Clin Chim Acta. 2021 Oct;521:264-271. doi: 10.1016/j.cca.2021.07.022. Epub 2021 Jul 27.
The aim of this study was to investigate the clinical features and genetic causes of two family cases with familial chylomicronemia syndrome (FCS). Clinical manifestations of proband 1 and her families, and also proband 2 showed severe hypertriglyceridemia, especially the triglycerides levels of two probands were extremely high. Gene sequencing results showed that the LPL genes in each of the two probands had a new mutation site. For the proband 1, a compound heterozygous mutation at c.429 (c.429 + 1G > T) was detected in the LPL gene, which was splicing mutation and inherited from her mother. Homozygous mutation was detected in the LPL gene of proband 2, the nucleotide mutation at c.802 (c.802C > T) exhibited missense mutation, his parents and brother had a heterozygous mutation at the same site. It was confirmed that the conservative lipoprotein lipase superfamily domain changed an amino acid from histidine to tyrosine at p. 268 (p. His268Tyr). Flow cytometry confirmed the deficient expression of LPL protein in two families. These results indicated that the mutation in LPL gene might be the cause of familial chylomicronemia syndrome.

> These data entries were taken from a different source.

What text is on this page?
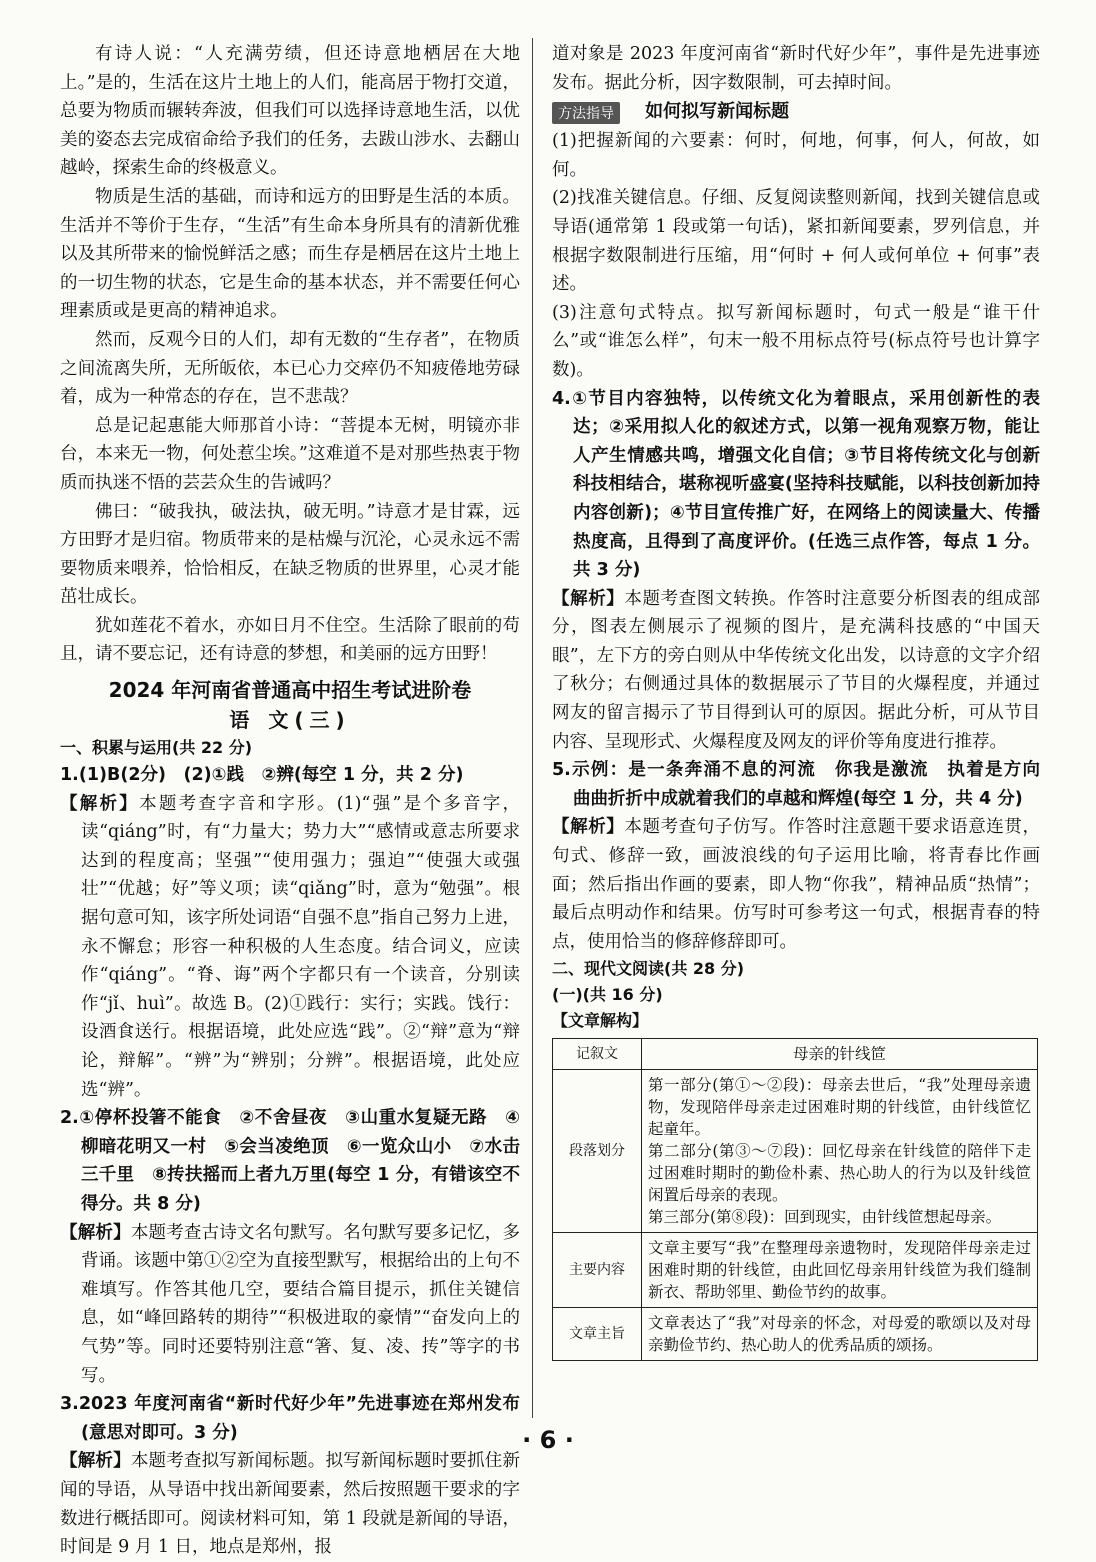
有诗人说：“人充满劳绩，但还诗意地栖居在大地上。”是的，生活在这片土地上的人们，能高居于物打交道，总要为物质而辗转奔波，但我们可以选择诗意地生活，以优美的姿态去完成宿命给予我们的任务，去跋山涉水、去翻山越岭，探索生命的终极意义。

物质是生活的基础，而诗和远方的田野是生活的本质。生活并不等价于生存，“生活”有生命本身所具有的清新优雅以及其所带来的愉悦鲜活之感；而生存是栖居在这片土地上的一切生物的状态，它是生命的基本状态，并不需要任何心理素质或是更高的精神追求。

然而，反观今日的人们，却有无数的“生存者”，在物质之间流离失所，无所皈依，本已心力交瘁仍不知疲倦地劳碌着，成为一种常态的存在，岂不悲哉？

总是记起惠能大师那首小诗：“菩提本无树，明镜亦非台，本来无一物，何处惹尘埃。”这难道不是对那些热衷于物质而执迷不悟的芸芸众生的告诫吗？

佛曰：“破我执，破法执，破无明。”诗意才是甘霖，远方田野才是归宿。物质带来的是枯燥与沉沦，心灵永远不需要物质来喂养，恰恰相反，在缺乏物质的世界里，心灵才能茁壮成长。

犹如莲花不着水，亦如日月不住空。生活除了眼前的苟且，请不要忘记，还有诗意的梦想，和美丽的远方田野！

2024 年河南省普通高中招生考试进阶卷
语 文(三)
一、积累与运用(共 22 分)

1.(1)B(2分)　(2)①践　②辨(每空 1 分，共 2 分)

【解析】本题考查字音和字形。(1)“强”是个多音字，读“qiáng”时，有“力量大；势力大”“感情或意志所要求达到的程度高；坚强”“使用强力；强迫”“使强大或强壮”“优越；好”等义项；读“qiǎng”时，意为“勉强”。根据句意可知，该字所处词语“自强不息”指自己努力上进，永不懈怠；形容一种积极的人生态度。结合词义，应读作“qiáng”。“脊、诲”两个字都只有一个读音，分别读作“jǐ、huì”。故选 B。(2)①践行：实行；实践。饯行：设酒食送行。根据语境，此处应选“践”。②“辩”意为“辩论，辩解”。“辨”为“辨别；分辨”。根据语境，此处应选“辨”。

2.①停杯投箸不能食　②不舍昼夜　③山重水复疑无路　④柳暗花明又一村　⑤会当凌绝顶　⑥一览众山小　⑦水击三千里　⑧抟扶摇而上者九万里(每空 1 分，有错该空不得分。共 8 分)

【解析】本题考查古诗文名句默写。名句默写要多记忆，多背诵。该题中第①②空为直接型默写，根据给出的上句不难填写。作答其他几空，要结合篇目提示，抓住关键信息，如“峰回路转的期待”“积极进取的豪情”“奋发向上的气势”等。同时还要特别注意“箸、复、凌、抟”等字的书写。

3.2023 年度河南省“新时代好少年”先进事迹在郑州发布(意思对即可。3 分)

【解析】本题考查拟写新闻标题。拟写新闻标题时要抓住新闻的导语，从导语中找出新闻要素，然后按照题干要求的字数进行概括即可。阅读材料可知，第 1 段就是新闻的导语，时间是 9 月 1 日，地点是郑州，报

道对象是 2023 年度河南省“新时代好少年”，事件是先进事迹发布。据此分析，因字数限制，可去掉时间。

方法指导 如何拟写新闻标题

(1)把握新闻的六要素：何时，何地，何事，何人，何故，如何。

(2)找准关键信息。仔细、反复阅读整则新闻，找到关键信息或导语(通常第 1 段或第一句话)，紧扣新闻要素，罗列信息，并根据字数限制进行压缩，用“何时 + 何人或何单位 + 何事”表述。

(3)注意句式特点。拟写新闻标题时，句式一般是“谁干什么”或“谁怎么样”，句末一般不用标点符号(标点符号也计算字数)。

4.①节目内容独特，以传统文化为着眼点，采用创新性的表达；②采用拟人化的叙述方式，以第一视角观察万物，能让人产生情感共鸣，增强文化自信；③节目将传统文化与创新科技相结合，堪称视听盛宴(坚持科技赋能，以科技创新加持内容创新)；④节目宣传推广好，在网络上的阅读量大、传播热度高，且得到了高度评价。(任选三点作答，每点 1 分。共 3 分)

【解析】本题考查图文转换。作答时注意要分析图表的组成部分，图表左侧展示了视频的图片，是充满科技感的“中国天眼”，左下方的旁白则从中华传统文化出发，以诗意的文字介绍了秋分；右侧通过具体的数据展示了节目的火爆程度，并通过网友的留言揭示了节目得到认可的原因。据此分析，可从节目内容、呈现形式、火爆程度及网友的评价等角度进行推荐。

5.示例：是一条奔涌不息的河流　你我是激流　执着是方向　曲曲折折中成就着我们的卓越和辉煌(每空 1 分，共 4 分)

【解析】本题考查句子仿写。作答时注意题干要求语意连贯，句式、修辞一致，画波浪线的句子运用比喻，将青春比作画面；然后指出作画的要素，即人物“你我”，精神品质“热情”；最后点明动作和结果。仿写时可参考这一句式，根据青春的特点，使用恰当的修辞修辞即可。

二、现代文阅读(共 28 分)
(一)(共 16 分)
【文章解构】
记叙文	母亲的针线笸
段落划分	第一部分(第①～②段)：母亲去世后，“我”处理母亲遗物，发现陪伴母亲走过困难时期的针线笸，由针线笸忆起童年。
第二部分(第③～⑦段)：回忆母亲在针线笸的陪伴下走过困难时期时的勤俭朴素、热心助人的行为以及针线笸闲置后母亲的表现。
第三部分(第⑧段)：回到现实，由针线笸想起母亲。

主要内容	文章主要写“我”在整理母亲遗物时，发现陪伴母亲走过困难时期的针线笸，由此回忆母亲用针线笸为我们缝制新衣、帮助邻里、勤俭节约的故事。
文章主旨	文章表达了“我”对母亲的怀念，对母爱的歌颂以及对母亲勤俭节约、热心助人的优秀品质的颂扬。
· 6 ·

本研究旨在探讨两例家族性乳糜微粒血症综合征(FCS)家系的临床特征和遗传病因。先证者 1 及其家系和先证者 2 的临床表现均为严重高甘油三酯血症,尤其两先证者的甘油三酯水平极高。基因测序结果显示,两位先证者的 LPL 基因均存在新的突变位点。先证者 1 的 LPL 基因中检测到 c.429(c.429+1G>T)复合杂合突变,为剪接突变,遗传自其母亲。先证者 2 的 LPL 基因中检测到纯合突变,c.802(c.802C>T)核苷酸突变表现为错义突变,其父母和兄弟在同一位置存在杂合突变。证实保守的脂蛋白脂肪酶超家族结构域第 268 位的氨基酸由组氨酸变为酪氨酸(p.His268Tyr)。流式细胞术证实了两个家系中 LPL 蛋白的表达缺陷。这些结果表明,LPL 基因突变可能是家族性乳糜微粒血症综合征的病因。